Advertisement

RTC getting rid of small S&Ls

 
Published Oct. 22, 1990|Updated Oct. 18, 2005

The federal agency disposing of failed savings and loans plans to sell its smallest properties in the next few months in order to free employees to concentrate on the largest properties. "We're much better off administratively if we can sell them (smaller properties) off fast and reduce the bookkeeping and number of people needed to manage them," L. William Seidman, chairman of the Resolution Trust Corp., said last week.

"We want to use our people to move on big assets," he said.

The RTC was created by last year's S&L bailout law. By early this month, it had taken over 492 failed thrifts with assets of $258-billion. It has disposed of 286 of those S&Ls but has had less success in selling the assets owned by the institutions.

In early August, Seidman announced a "great fall inventory clearance sale" to move more than $50-billion in assets by the end of the year.

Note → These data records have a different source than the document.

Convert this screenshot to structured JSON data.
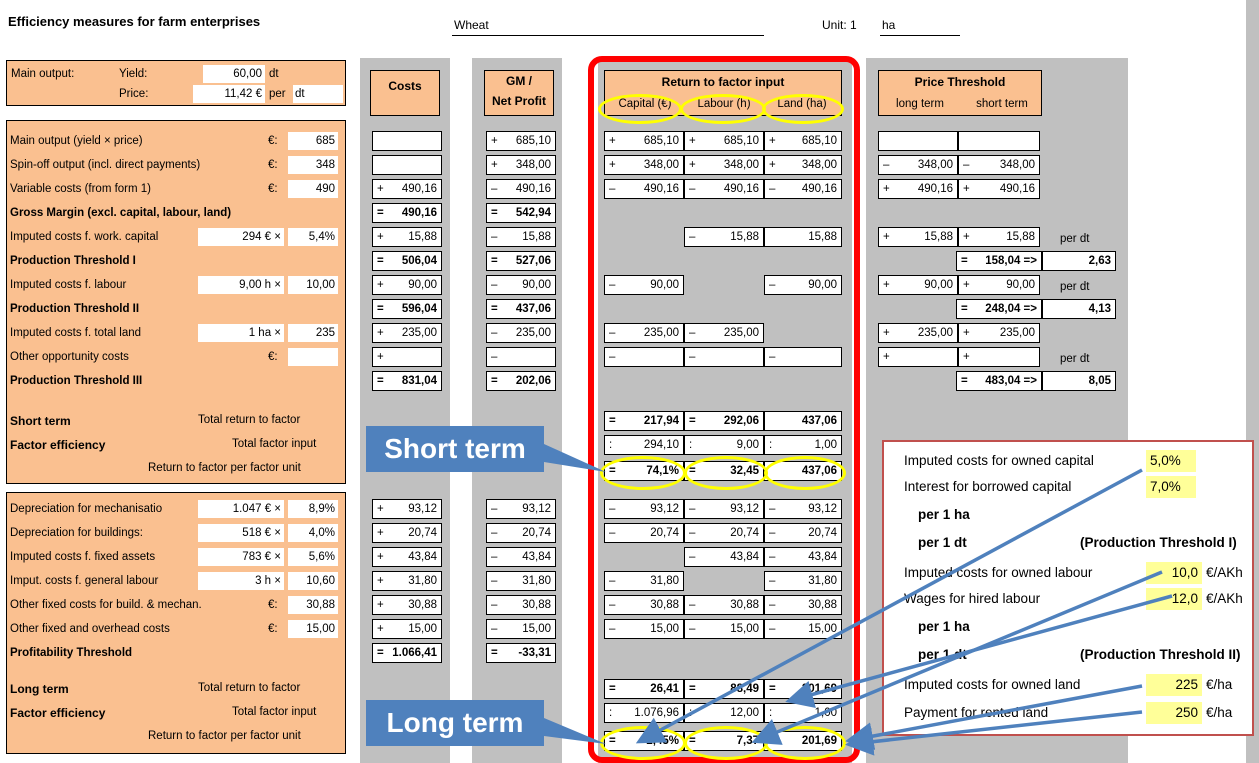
{
  "header": {
    "title": "Efficiency measures for farm enterprises",
    "crop": "Wheat",
    "unit_label": "Unit: 1",
    "unit_value": "ha"
  },
  "main_output": {
    "label": "Main output:",
    "yield_label": "Yield:",
    "yield_value": "60,00",
    "yield_unit": "dt",
    "price_label": "Price:",
    "price_value": "11,42 €",
    "per_label": "per",
    "price_unit": "dt"
  },
  "columns": {
    "costs": "Costs",
    "gm_line1": "GM /",
    "gm_line2": "Net Profit",
    "return_title": "Return to factor input",
    "capital": "Capital (€)",
    "labour": "Labour (h)",
    "land": "Land (ha)",
    "price_title": "Price Threshold",
    "long_term": "long term",
    "short_term": "short term"
  },
  "rows": [
    {
      "label": "Main output (yield × price)",
      "mid": "€:",
      "input": "685",
      "costs": "",
      "gm": "+ 685,10",
      "cap": "+ 685,10",
      "lab": "+ 685,10",
      "land": "+ 685,10",
      "ptl": "",
      "pts": ""
    },
    {
      "label": "Spin-off output (incl. direct payments)",
      "mid": "€:",
      "input": "348",
      "costs": "",
      "gm": "+ 348,00",
      "cap": "+ 348,00",
      "lab": "+ 348,00",
      "land": "+ 348,00",
      "ptl": "– 348,00",
      "pts": "– 348,00"
    },
    {
      "label": "Variable costs (from form 1)",
      "mid": "€:",
      "input": "490",
      "costs": "+ 490,16",
      "gm": "– 490,16",
      "cap": "– 490,16",
      "lab": "– 490,16",
      "land": "– 490,16",
      "ptl": "+ 490,16",
      "pts": "+ 490,16"
    },
    {
      "label": "Gross Margin (excl. capital, labour, land)",
      "bold": true,
      "costs": "= 490,16",
      "gm": "= 542,94"
    },
    {
      "label": "Imputed costs f. work. capital",
      "in1": "294 € ×",
      "input": "5,4%",
      "costs": "+ 15,88",
      "gm": "– 15,88",
      "lab": "– 15,88",
      "land": "15,88",
      "ptl": "+ 15,88",
      "pts": "+ 15,88",
      "note": "per dt"
    },
    {
      "label": "Production Threshold I",
      "bold": true,
      "costs": "= 506,04",
      "gm": "= 527,06",
      "pts": "= 158,04 =>",
      "ptv": "2,63"
    },
    {
      "label": "Imputed costs f. labour",
      "in1": "9,00 h ×",
      "input": "10,00",
      "costs": "+ 90,00",
      "gm": "– 90,00",
      "cap": "– 90,00",
      "land": "– 90,00",
      "ptl": "+ 90,00",
      "pts": "+ 90,00",
      "note": "per dt"
    },
    {
      "label": "Production Threshold II",
      "bold": true,
      "costs": "= 596,04",
      "gm": "= 437,06",
      "pts": "= 248,04 =>",
      "ptv": "4,13"
    },
    {
      "label": "Imputed costs f. total land",
      "in1": "1 ha ×",
      "input": "235",
      "costs": "+ 235,00",
      "gm": "– 235,00",
      "cap": "– 235,00",
      "lab": "– 235,00",
      "ptl": "+ 235,00",
      "pts": "+ 235,00"
    },
    {
      "label": "Other opportunity costs",
      "mid": "€:",
      "input": "",
      "costs": "+",
      "gm": "–",
      "cap": "–",
      "lab": "–",
      "land": "–",
      "ptl": "+",
      "pts": "+",
      "note": "per dt"
    },
    {
      "label": "Production Threshold III",
      "bold": true,
      "costs": "= 831,04",
      "gm": "= 202,06",
      "pts": "= 483,04 =>",
      "ptv": "8,05"
    }
  ],
  "short_term": {
    "label": "Short term",
    "total_return": "Total return to factor",
    "factor_eff": "Factor efficiency",
    "total_input": "Total factor input",
    "per_unit": "Return to factor per factor unit",
    "ret": [
      "= 217,94",
      "= 292,06",
      "437,06"
    ],
    "inp": [
      ": 294,10",
      ": 9,00",
      ": 1,00"
    ],
    "eff": [
      "= 74,1%",
      "= 32,45",
      "437,06"
    ]
  },
  "fixed_rows": [
    {
      "label": "Depreciation for mechanisatio",
      "in1": "1.047 € ×",
      "input": "8,9%",
      "costs": "+ 93,12",
      "gm": "– 93,12",
      "cap": "– 93,12",
      "lab": "– 93,12",
      "land": "– 93,12"
    },
    {
      "label": "Depreciation for buildings:",
      "in1": "518 € ×",
      "input": "4,0%",
      "costs": "+ 20,74",
      "gm": "– 20,74",
      "cap": "– 20,74",
      "lab": "– 20,74",
      "land": "– 20,74"
    },
    {
      "label": "Imputed costs f. fixed assets",
      "in1": "783 € ×",
      "input": "5,6%",
      "costs": "+ 43,84",
      "gm": "– 43,84",
      "lab": "– 43,84",
      "land": "– 43,84"
    },
    {
      "label": "Imput. costs f. general labour",
      "in1": "3 h ×",
      "input": "10,60",
      "costs": "+ 31,80",
      "gm": "– 31,80",
      "cap": "– 31,80",
      "land": "– 31,80"
    },
    {
      "label": "Other fixed costs for build. & mechan.",
      "mid": "€:",
      "input": "30,88",
      "costs": "+ 30,88",
      "gm": "– 30,88",
      "cap": "– 30,88",
      "lab": "– 30,88",
      "land": "– 30,88"
    },
    {
      "label": "Other fixed and overhead costs",
      "mid": "€:",
      "input": "15,00",
      "costs": "+ 15,00",
      "gm": "– 15,00",
      "cap": "– 15,00",
      "lab": "– 15,00",
      "land": "– 15,00"
    },
    {
      "label": "Profitability Threshold",
      "bold": true,
      "costs": "= 1.066,41",
      "gm": "= -33,31"
    }
  ],
  "long_term": {
    "label": "Long term",
    "total_return": "Total return to factor",
    "factor_eff": "Factor efficiency",
    "total_input": "Total factor input",
    "per_unit": "Return to factor per factor unit",
    "ret": [
      "= 26,41",
      "= 88,49",
      "= 201,69"
    ],
    "inp": [
      ": 1.076,96",
      ": 12,00",
      ": 1,00"
    ],
    "eff": [
      "= 2,45%",
      "= 7,37",
      "= 201,69"
    ]
  },
  "callouts": {
    "short": "Short term",
    "long": "Long term"
  },
  "info": {
    "owned_capital": "Imputed costs for owned capital",
    "owned_capital_val": "5,0%",
    "borrowed_capital": "Interest for borrowed capital",
    "borrowed_capital_val": "7,0%",
    "per_ha": "per 1 ha",
    "per_dt": "per 1 dt",
    "pt1": "(Production Threshold I)",
    "owned_labour": "Imputed costs for owned labour",
    "owned_labour_val": "10,0",
    "owned_labour_unit": "€/AKh",
    "hired_labour": "Wages for hired labour",
    "hired_labour_val": "12,0",
    "hired_labour_unit": "€/AKh",
    "per_ha2": "per 1 ha",
    "per_dt2": "per 1 dt",
    "pt2": "(Production Threshold II)",
    "owned_land": "Imputed costs for owned land",
    "owned_land_val": "225",
    "owned_land_unit": "€/ha",
    "rented_land": "Payment for rented land",
    "rented_land_val": "250",
    "rented_land_unit": "€/ha"
  }
}
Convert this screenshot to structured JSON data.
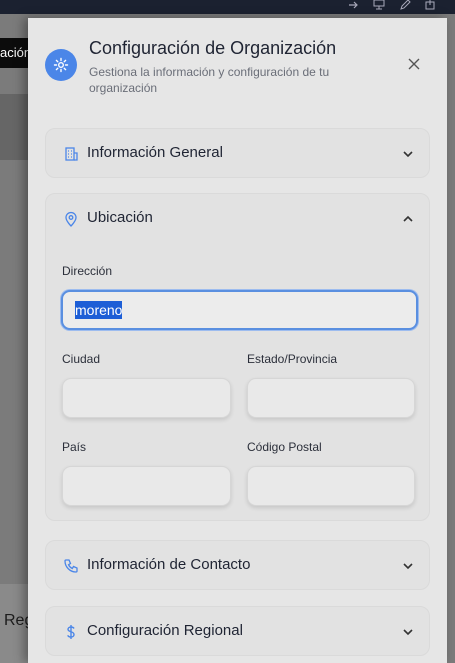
{
  "background": {
    "tab_label": "ación",
    "bottom_text": "Reg"
  },
  "drawer": {
    "title": "Configuración de Organización",
    "subtitle": "Gestiona la información y configuración de tu organización"
  },
  "sections": {
    "general": {
      "label": "Información General",
      "icon": "building-icon",
      "expanded": false
    },
    "location": {
      "label": "Ubicación",
      "icon": "map-pin-icon",
      "expanded": true
    },
    "contact": {
      "label": "Información de Contacto",
      "icon": "phone-icon",
      "expanded": false
    },
    "regional": {
      "label": "Configuración Regional",
      "icon": "dollar-icon",
      "expanded": false
    }
  },
  "location_form": {
    "address": {
      "label": "Dirección",
      "value": "moreno"
    },
    "city": {
      "label": "Ciudad",
      "value": ""
    },
    "state": {
      "label": "Estado/Provincia",
      "value": ""
    },
    "country": {
      "label": "País",
      "value": ""
    },
    "postal": {
      "label": "Código Postal",
      "value": ""
    }
  },
  "colors": {
    "accent": "#4b86e8",
    "selection": "#1d5ed6"
  }
}
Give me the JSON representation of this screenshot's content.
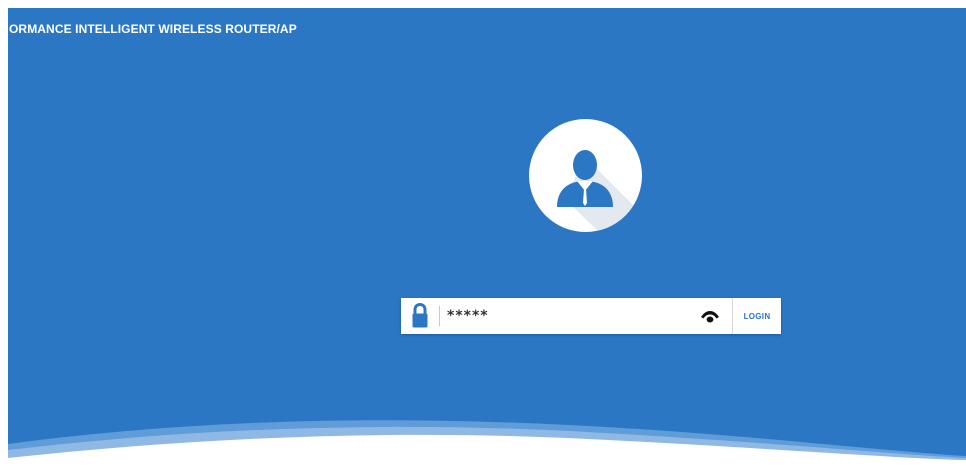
{
  "header": {
    "title": "ORMANCE INTELLIGENT WIRELESS ROUTER/AP"
  },
  "login": {
    "password_value": "*****",
    "login_label": "LOGIN"
  },
  "icons": {
    "avatar": "user-avatar-icon",
    "lock": "lock-icon",
    "eye": "eye-icon"
  },
  "colors": {
    "background_blue": "#2b77c4",
    "icon_blue": "#2b77c4",
    "wave_light": "#8fb8e4",
    "white": "#ffffff"
  }
}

He said last week that effort had been set back by the cancellation of an auction via international satellite, scheduled for November, but that the agency still might reach its goal.

Seidman first disclosed the RTC's strategy shift toward disposing smaller assets in a speech Wednesday to the Washington Analysis Corp., a subsidiary of National Westminster Bank.

He said more than 76 percent of the 40,000 real estate parcels in his agency's possession have values of less than $100,000.

The RTC also has a large number of delinquent loans with book values of less than $50,000 each. Most of the loans will be packaged and sold to the highest bidder at auctions, he said.

In the January-March 1991 quarter, the agency will conduct a series of auctions and accept sealed bids for almost all real estate properties valued at less than $100,000, he said. Sealed bids will be used in a program aimed at providing homes to poor people.

"The faster disposition of these small assets will maximize returns by freeing up our staff to concentrate on large sales where the real dollars are recovered," Seidman said.